Pre-orders and day-one buys used to be worth the extra cost. Now however, things have changed.

GTA 3 pre-order day one buy

Once upon a time, pre-ordering or day-one purchasing were worth the deposit and extra cost. Not anymore…

Head to your favourite gaming store, online retailer or gaming client and you’ll not only pay an average of 15% more to pre-order or ‘day-one’, you’ll miss out on fully revised games for that all-important first playthrough.

Larger hard drives, faster broadband speeds, increasing development costs and strict publisher deadlines, have made developers more reliant on post-release updates (patches).

The kick in the teeth

game pre-order day one bugs

Assassin’s Creed: Unity suffered from a classic case of ‘it can’t possibly break the build-illitis). A last minute, untested update, added to the retail build before publisher submission. Was it fair that early purchases (at RRP) had to play it in this state?
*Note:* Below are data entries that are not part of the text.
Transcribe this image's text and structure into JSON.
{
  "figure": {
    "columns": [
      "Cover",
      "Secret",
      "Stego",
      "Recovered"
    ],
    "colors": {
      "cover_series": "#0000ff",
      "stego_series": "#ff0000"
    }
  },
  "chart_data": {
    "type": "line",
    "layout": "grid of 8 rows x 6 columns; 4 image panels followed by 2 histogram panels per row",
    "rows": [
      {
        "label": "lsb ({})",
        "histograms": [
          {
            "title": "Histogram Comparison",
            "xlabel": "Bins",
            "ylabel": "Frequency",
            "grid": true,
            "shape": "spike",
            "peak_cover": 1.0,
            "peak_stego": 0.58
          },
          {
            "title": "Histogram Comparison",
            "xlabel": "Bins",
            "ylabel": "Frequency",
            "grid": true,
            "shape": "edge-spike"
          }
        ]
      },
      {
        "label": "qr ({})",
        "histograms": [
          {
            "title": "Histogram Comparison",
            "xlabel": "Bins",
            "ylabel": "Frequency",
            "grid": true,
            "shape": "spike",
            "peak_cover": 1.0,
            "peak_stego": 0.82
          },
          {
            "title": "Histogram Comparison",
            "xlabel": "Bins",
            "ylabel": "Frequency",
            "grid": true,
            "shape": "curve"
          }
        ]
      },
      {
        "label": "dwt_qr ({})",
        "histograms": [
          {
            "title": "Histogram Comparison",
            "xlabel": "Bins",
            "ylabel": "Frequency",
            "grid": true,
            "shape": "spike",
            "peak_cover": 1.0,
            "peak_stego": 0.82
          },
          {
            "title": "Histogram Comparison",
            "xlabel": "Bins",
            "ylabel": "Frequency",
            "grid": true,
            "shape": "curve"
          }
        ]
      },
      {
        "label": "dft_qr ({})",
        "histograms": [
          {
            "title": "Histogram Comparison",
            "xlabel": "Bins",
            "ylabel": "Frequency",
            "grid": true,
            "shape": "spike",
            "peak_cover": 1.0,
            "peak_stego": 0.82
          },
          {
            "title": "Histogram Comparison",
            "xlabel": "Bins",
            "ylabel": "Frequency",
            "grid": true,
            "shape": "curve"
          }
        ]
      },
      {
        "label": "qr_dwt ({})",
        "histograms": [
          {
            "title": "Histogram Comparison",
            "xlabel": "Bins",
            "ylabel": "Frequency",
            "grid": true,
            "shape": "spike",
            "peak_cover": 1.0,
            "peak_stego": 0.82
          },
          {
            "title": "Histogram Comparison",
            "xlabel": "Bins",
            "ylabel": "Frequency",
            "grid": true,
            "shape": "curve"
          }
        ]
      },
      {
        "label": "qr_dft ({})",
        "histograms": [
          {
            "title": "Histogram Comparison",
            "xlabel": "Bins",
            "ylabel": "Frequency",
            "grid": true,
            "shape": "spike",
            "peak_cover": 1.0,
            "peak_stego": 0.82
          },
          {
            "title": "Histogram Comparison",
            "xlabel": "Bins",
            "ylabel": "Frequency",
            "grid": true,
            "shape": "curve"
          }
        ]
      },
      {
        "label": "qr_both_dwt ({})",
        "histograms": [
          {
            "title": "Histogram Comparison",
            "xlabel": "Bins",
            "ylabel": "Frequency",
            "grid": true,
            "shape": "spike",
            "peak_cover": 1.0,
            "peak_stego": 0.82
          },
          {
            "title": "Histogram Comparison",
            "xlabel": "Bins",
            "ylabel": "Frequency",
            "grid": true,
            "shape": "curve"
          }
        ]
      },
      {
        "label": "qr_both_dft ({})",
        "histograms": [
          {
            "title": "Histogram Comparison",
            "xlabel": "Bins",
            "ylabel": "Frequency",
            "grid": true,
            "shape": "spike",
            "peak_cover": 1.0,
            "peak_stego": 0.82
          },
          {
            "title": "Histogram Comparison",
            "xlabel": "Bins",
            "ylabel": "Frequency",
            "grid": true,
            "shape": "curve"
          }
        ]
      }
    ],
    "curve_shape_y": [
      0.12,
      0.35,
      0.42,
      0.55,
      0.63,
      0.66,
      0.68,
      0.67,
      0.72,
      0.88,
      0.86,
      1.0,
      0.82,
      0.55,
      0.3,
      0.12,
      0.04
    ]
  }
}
Don’t like the idea of Steam’s ‘Early Access’? Well, guess what? Paying £44.99 – £54.99 for that PC/Xbox One/PS4 game that was bug-ridden on release, isn’t far off that. The gamers who come along 2 weeks – 2 months after (once the game has been fully patched), not only experience the game as it was meant to be played, they’ll more than likely have purchased the game at a discounted price! Are devs and publishers really looking after their early supporters?

What can be done?

Are the developers at fault? Of course not. Post-release patching is an essential part of improving the product via customer feedback. The problem lies in the pricing. It’s not what the publishers/developers are doing – it’s what they’re charging and when.

supermarket game promotions

The offer above may have been when bought with XBL Points, but a different offer saw Gears of War 2 sold for £29.99 on the first week of release. Devs and publishers need to take note

Remember the tactics supermarkets used? Once a new game was released, it was priced at discount for the first 1-2 weeks. After that, it went back up to its standard RRP. Okay, so their logic was vey different (buy more-sell cheap-sell faster) but this is a very interesting model.

What if developers could use this pricing method to better support their early buyers?

An example of how they could use such a method:

AAA Game 1 releases at £44.99. Two months later, the game is fully patched to iron-out all major and minor bugs. The late buyers now purchase the game at a discounted price (through retail and game client sales) at around £19.99-£34.99.

AAA Game 2 releases at a discounted £34.99/$44.99 for pre-orders and day-one buyers. The price stays like this for the first 2 weeks. During that week, any major patches that were necessary, are added to create the full experience. After the 2 weeks (with the dev now having the incentive to patch much faster) the game goes back at RRP price (around £44.99/$59.99).

Which game would you rather pre-order or buy on day one?